Testimony cites need for accelerated coal retirement, more locally generated renewables

Today, a coalition of clean energy advocates — Vote Solar, Environmental Law and Policy Center, Union of Concerned Scientists, and Ecology Center — filed intervenor testimony (part 1 and part 2) in DTE Energy’s Integrated Resource Plan (IRP). The IRP was filed in November of 2022 and serves as a proposal for how DTE plans to provide electricity for its 2.3 million customers for the next twenty years. 

In their testimony, the groups highlight an alternative path forward for DTE, including an accelerated retirement date for the massive Monroe coal-fired power plant. 

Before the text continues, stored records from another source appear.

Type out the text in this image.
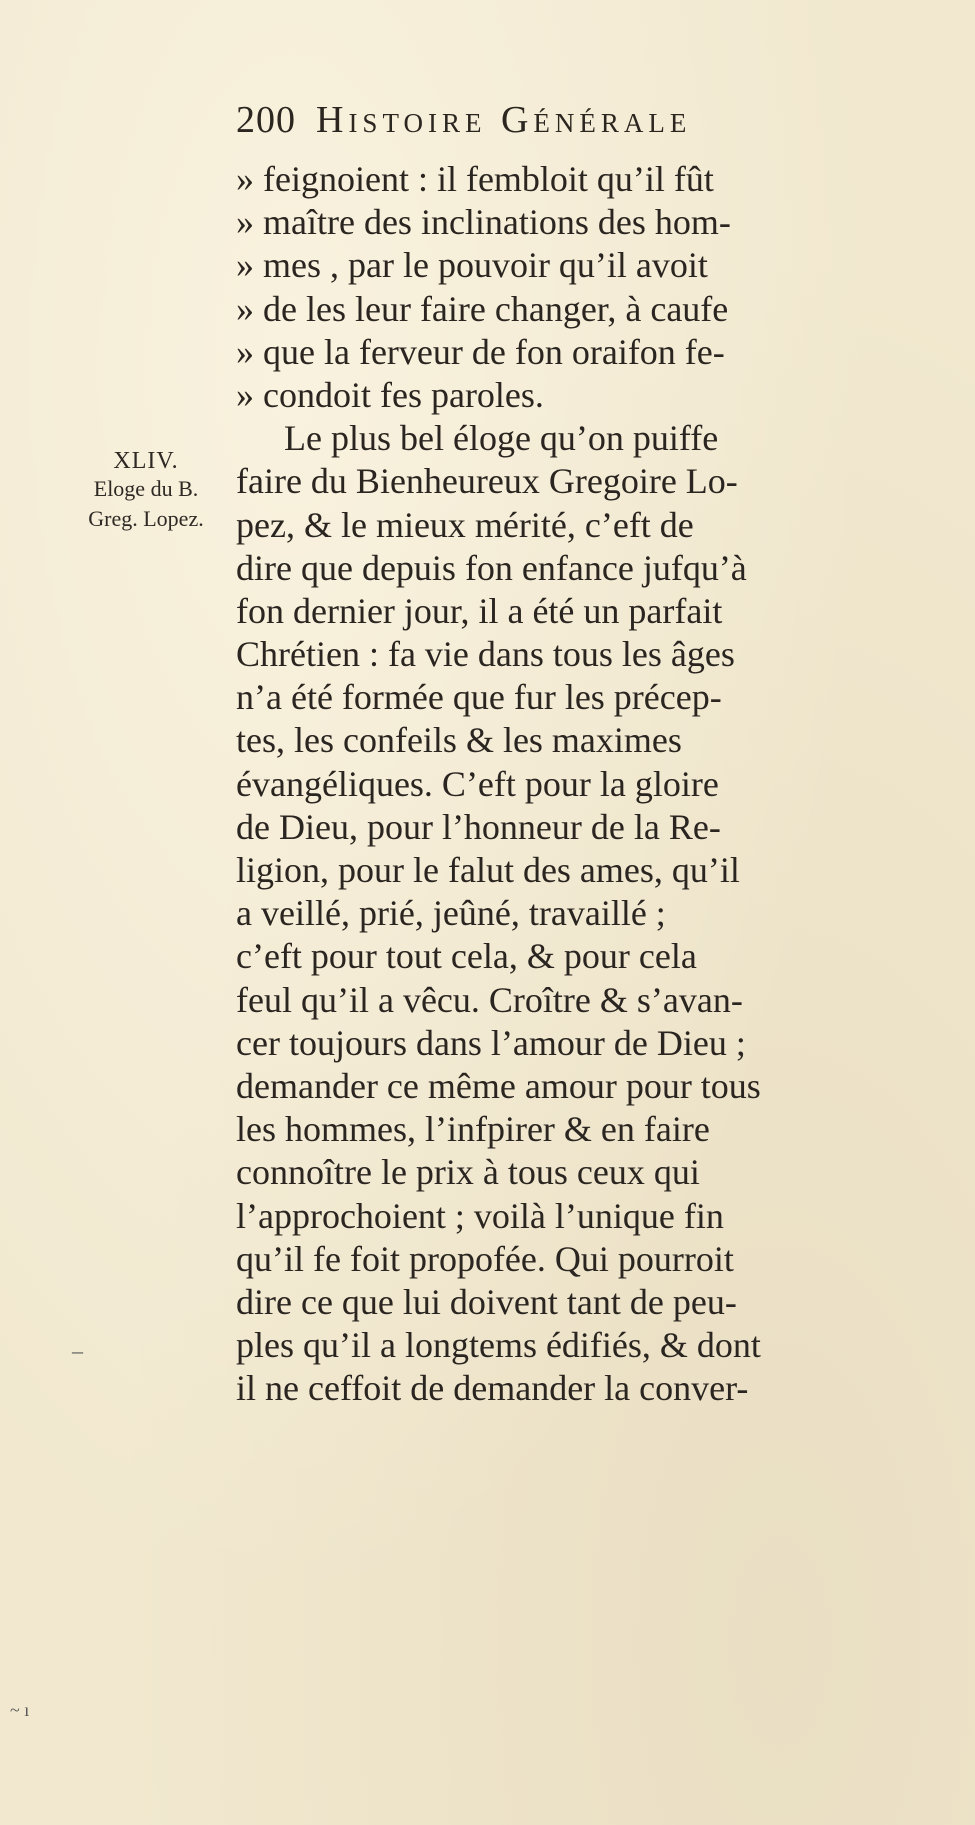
200 Histoire Générale
XLIV.
Eloge du B.
Greg. Lopez.
» feignoient : il fembloit qu’il fût
» maître des inclinations des hom-
» mes , par le pouvoir qu’il avoit
» de les leur faire changer, à caufe
» que la ferveur de fon oraifon fe-
» condoit fes paroles.
Le plus bel éloge qu’on puiffe
faire du Bienheureux Gregoire Lo-
pez, & le mieux mérité, c’eft de
dire que depuis fon enfance jufqu’à
fon dernier jour, il a été un parfait
Chrétien : fa vie dans tous les âges
n’a été formée que fur les précep-
tes, les confeils & les maximes
évangéliques. C’eft pour la gloire
de Dieu, pour l’honneur de la Re-
ligion, pour le falut des ames, qu’il
a veillé, prié, jeûné, travaillé ;
c’eft pour tout cela, & pour cela
feul qu’il a vêcu. Croître & s’avan-
cer toujours dans l’amour de Dieu ;
demander ce même amour pour tous
les hommes, l’infpirer & en faire
connoître le prix à tous ceux qui
l’approchoient ; voilà l’unique fin
qu’il fe foit propofée. Qui pourroit
dire ce que lui doivent tant de peu-
ples qu’il a longtems édifiés, & dont
il ne ceffoit de demander la conver-
–
~ ı
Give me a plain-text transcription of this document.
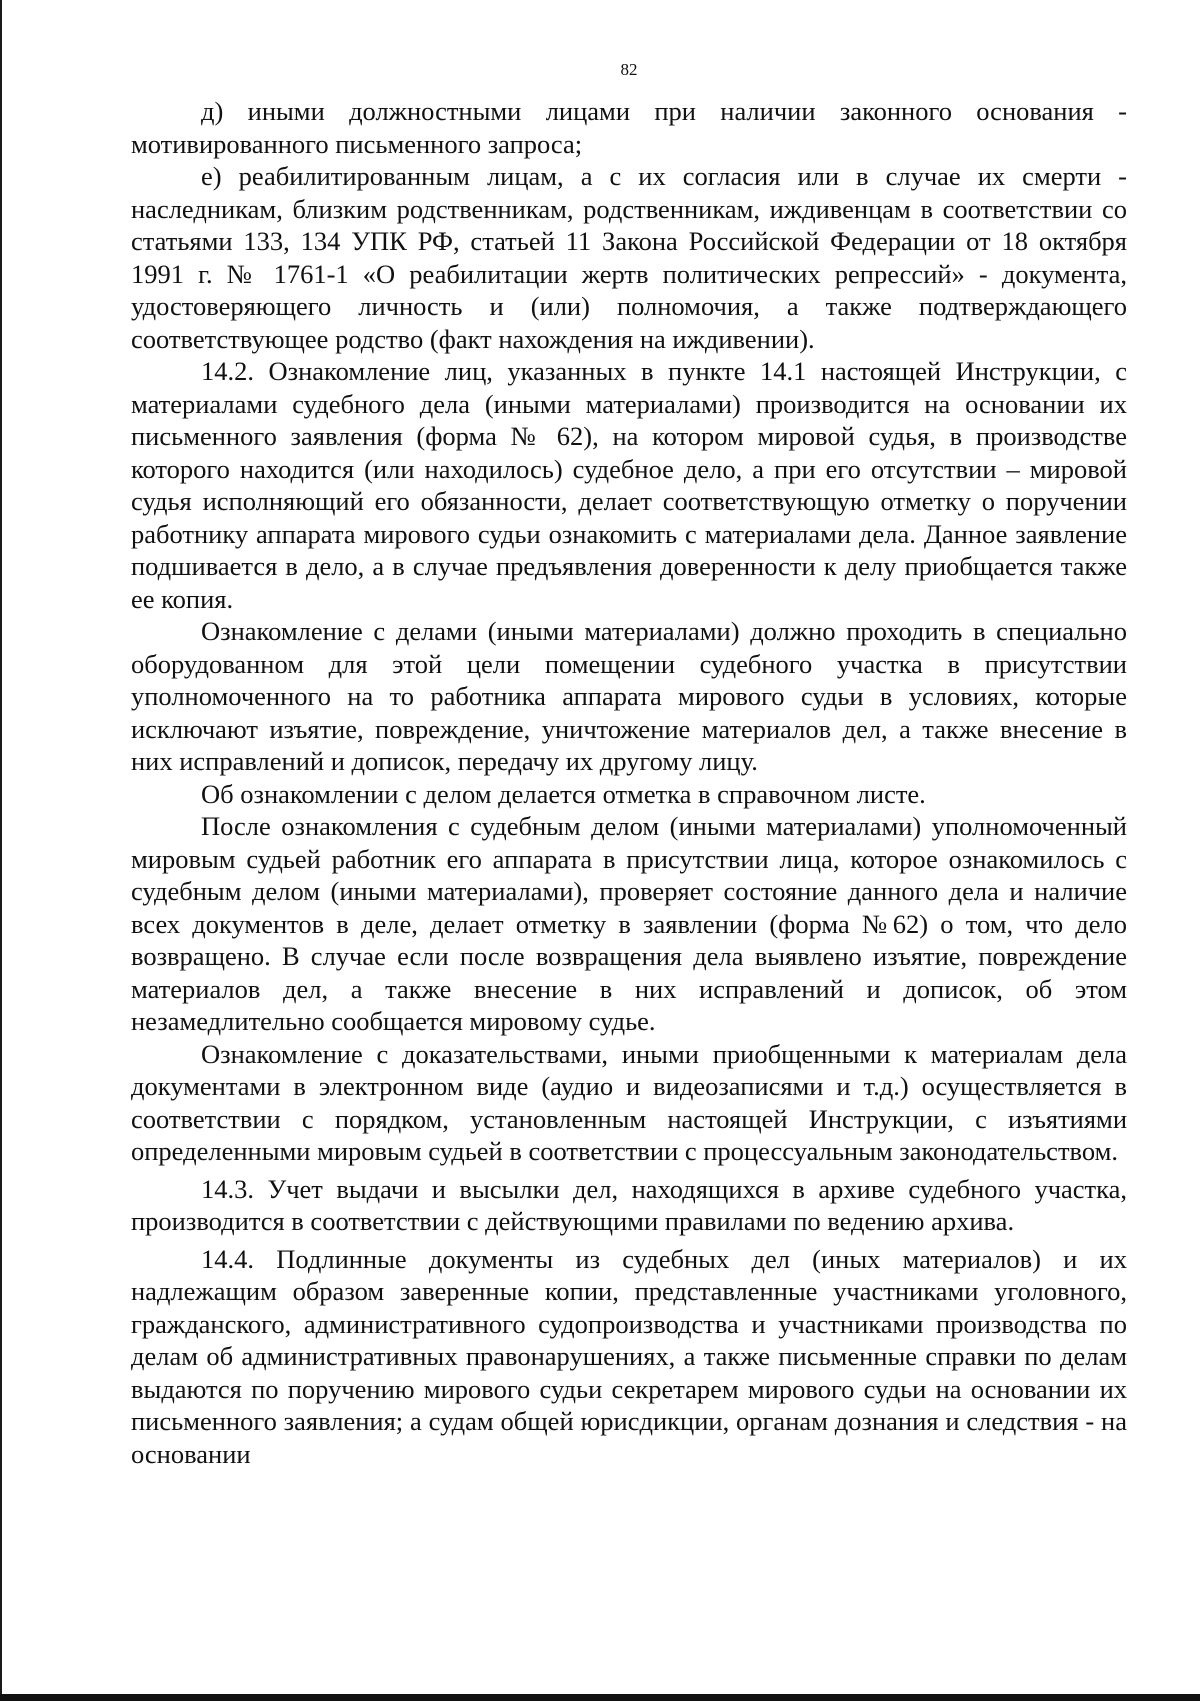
82

д) иными должностными лицами при наличии законного основания - мотивированного письменного запроса;

е) реабилитированным лицам, а с их согласия или в случае их смерти - наследникам, близким родственникам, родственникам, иждивенцам в соответствии со статьями 133, 134 УПК РФ, статьей 11 Закона Российской Федерации от 18 октября 1991 г. № 1761-1 «О реабилитации жертв политических репрессий» - документа, удостоверяющего личность и (или) полномочия, а также подтверждающего соответствующее родство (факт нахождения на иждивении).

14.2. Ознакомление лиц, указанных в пункте 14.1 настоящей Инструкции, с материалами судебного дела (иными материалами) производится на основании их письменного заявления (форма № 62), на котором мировой судья, в производстве которого находится (или находилось) судебное дело, а при его отсутствии – мировой судья исполняющий его обязанности, делает соответствующую отметку о поручении работнику аппарата мирового судьи ознакомить с материалами дела. Данное заявление подшивается в дело, а в случае предъявления доверенности к делу приобщается также ее копия.

Ознакомление с делами (иными материалами) должно проходить в специально оборудованном для этой цели помещении судебного участка в присутствии уполномоченного на то работника аппарата мирового судьи в условиях, которые исключают изъятие, повреждение, уничтожение материалов дел, а также внесение в них исправлений и дописок, передачу их другому лицу.

Об ознакомлении с делом делается отметка в справочном листе.

После ознакомления с судебным делом (иными материалами) уполномоченный мировым судьей работник его аппарата в присутствии лица, которое ознакомилось с судебным делом (иными материалами), проверяет состояние данного дела и наличие всех документов в деле, делает отметку в заявлении (форма №62) о том, что дело возвращено. В случае если после возвращения дела выявлено изъятие, повреждение материалов дел, а также внесение в них исправлений и дописок, об этом незамедлительно сообщается мировому судье.

Ознакомление с доказательствами, иными приобщенными к материалам дела документами в электронном виде (аудио и видеозаписями и т.д.) осуществляется в соответствии с порядком, установленным настоящей Инструкции, с изъятиями определенными мировым судьей в соответствии с процессуальным законодательством.

14.3. Учет выдачи и высылки дел, находящихся в архиве судебного участка, производится в соответствии с действующими правилами по ведению архива.

14.4. Подлинные документы из судебных дел (иных материалов) и их надлежащим образом заверенные копии, представленные участниками уголовного, гражданского, административного судопроизводства и участниками производства по делам об административных правонарушениях, а также письменные справки по делам выдаются по поручению мирового судьи секретарем мирового судьи на основании их письменного заявления; а судам общей юрисдикции, органам дознания и следствия - на основании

“The Monroe Power Plant is the third-largest greenhouse gas emitter in the country. Any unnecessary delays in retiring coal mean additional harm to our climate and public health” says Daniel Abrams, Associate Attorney at the Environmental Law & Policy Center. “DTE’s proposed retirement dates are at odds with Michigan’s coal-free target and must be moved forward.” 

The intervening group’s testimony also emphasizes the need for a swift transition to renewable energy, proposing 1,307 more megawatts of solar and 827 more megawatts of battery storage by 2030 than DTE’s plan. In contrast, DTE proposes a slower and smaller renewable buildout and speculates that a large new fossil gas plant may be needed to replace Monroe. “Rapid and equitable decarbonization is of the utmost urgency, and renewable energy sources like solar have a critical role to play in that transition,” says Will Kenworthy, Midwest Senior Regulatory Director at Vote Solar. “By recognizing the immense value of clean energy and embracing a broad portfolio of renewable resources, DTE can reduce Michigan’s reliance on polluting fossil fuels, while keeping the lights on and bills affordable.” 

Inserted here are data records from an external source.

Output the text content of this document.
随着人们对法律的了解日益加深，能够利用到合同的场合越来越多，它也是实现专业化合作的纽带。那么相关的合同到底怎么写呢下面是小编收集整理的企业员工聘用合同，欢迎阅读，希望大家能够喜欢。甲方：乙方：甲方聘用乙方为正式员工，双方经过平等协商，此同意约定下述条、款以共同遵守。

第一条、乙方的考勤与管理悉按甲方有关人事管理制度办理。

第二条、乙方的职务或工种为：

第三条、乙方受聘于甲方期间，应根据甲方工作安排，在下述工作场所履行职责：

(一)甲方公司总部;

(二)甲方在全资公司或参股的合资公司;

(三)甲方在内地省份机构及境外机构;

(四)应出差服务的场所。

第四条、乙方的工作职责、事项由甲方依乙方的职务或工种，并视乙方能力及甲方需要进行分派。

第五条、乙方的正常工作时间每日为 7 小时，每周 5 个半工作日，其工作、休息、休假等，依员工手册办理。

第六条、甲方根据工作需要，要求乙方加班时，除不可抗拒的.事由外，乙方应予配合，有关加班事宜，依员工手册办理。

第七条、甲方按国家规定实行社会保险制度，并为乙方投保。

The IRP proceeding is happening against the backdrop of widespread, ongoing, and highly publicized power outages in DTE’s service territory. In recent weeks, hundreds of thousands of DTE customers have experienced outages, many for days at a time. 

“The need for a resilient, reliable grid is not just theoretical. We’re seeing the human impacts of unreliable power right now, especially in communities who already experience the worst impacts of climate change and pay disproportionately high energy bills,” says Alexis Blizman, Policy Director, Ecology Center. “It couldn’t be clearer that the status quo is not working for DTE ratepayers. Scaling up local distributed energy is a proven solution to dangerous outages, and one that DTE can and should embrace.”

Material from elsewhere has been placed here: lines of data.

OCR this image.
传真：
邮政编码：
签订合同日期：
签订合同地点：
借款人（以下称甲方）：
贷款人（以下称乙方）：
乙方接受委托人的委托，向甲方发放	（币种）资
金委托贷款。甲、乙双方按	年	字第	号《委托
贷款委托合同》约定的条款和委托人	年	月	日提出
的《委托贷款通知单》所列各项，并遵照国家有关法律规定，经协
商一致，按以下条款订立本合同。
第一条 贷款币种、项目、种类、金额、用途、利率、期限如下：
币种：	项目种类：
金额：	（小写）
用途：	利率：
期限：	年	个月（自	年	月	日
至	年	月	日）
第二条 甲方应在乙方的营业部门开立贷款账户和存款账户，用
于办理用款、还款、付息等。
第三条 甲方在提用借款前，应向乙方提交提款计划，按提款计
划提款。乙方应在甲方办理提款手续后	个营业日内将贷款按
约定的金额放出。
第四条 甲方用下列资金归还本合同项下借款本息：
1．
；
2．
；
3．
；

“An equitable clean energy future for DTE is achievable, and we’ve leveraged state-of-the-art modeling and the latest research to illuminate a strong path forward,” says James Gignac, Midwest Senior Policy Manager, Union of Concerned Scientists. “We’re excited to share our findings with the Michigan Public Service Commission and are hopeful that the final plan moves us closer to the healthy, resilient, clean-powered Michigan that we know is possible. 

An order from the Michigan Public Service Commission (MPSC) on the IRP is expected by late August of this year.